Of course this is only if it is ok with the designer, Syn08!
 
This could be a long shot, has anyone got the skills and time to get some of these PCB's built. I dont know if there is enough interest to make it worthwhile. Id be happy to pay upfront if we can get enough interest.
Of course this is only if it is ok with the designer, Syn08!
You should learn to make PCB yourself. It is not that complicated. Start reading tutorilals abaout it. Internet is full of them.
Buying factory made boards is not real DIY. It is more interesting building something out of raw material. It is not a matter of costs, but a real pleasure.
DIY builders become lazy.
 
Some of us don't have the time to make our own pcbs. As much as I'd like to, I barely have space to solder in my house and with little uns running around haz-chem is a no-no. So for some of us group buys of brilliant designs with help from other diyers is all we have to keep us from the grasp of the merciless retailers.

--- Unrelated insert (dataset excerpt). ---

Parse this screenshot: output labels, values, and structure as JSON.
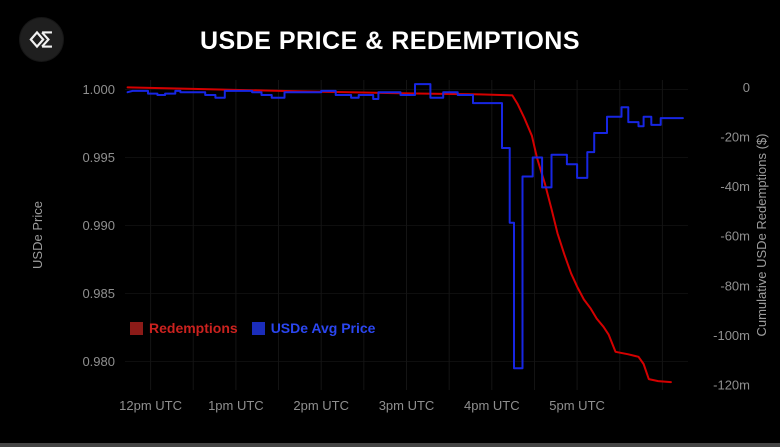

Syn, I'd be willing to help out however I can if you were prepared to allow a group buy on this. Paying per board, helping with set-up costs with a pcb fab, whatever would help make this a relaity for those of use who have keenly followed your various Phonostage endeavours over the years.
 
Disabled Account
Joined 2008
Hi all

As you may have noticed syn08 is in the Sin Bin and not able to post a message.

This is the status:

He don’t have time nor interest in organizing a group buy for the HPS 5.1 boards/parts (nor any of his other projects).

You CAN grab all the information needed from his web site for free, for any non-commercial DIY use.

Note: The formal copyright statement is on the front page of his website

HERE

If anybody wants to organize a group buy, based on the information he is providing, you are free to do so.

He can offer only very limited support over email
PS! (and don't hold your breath for quick responses).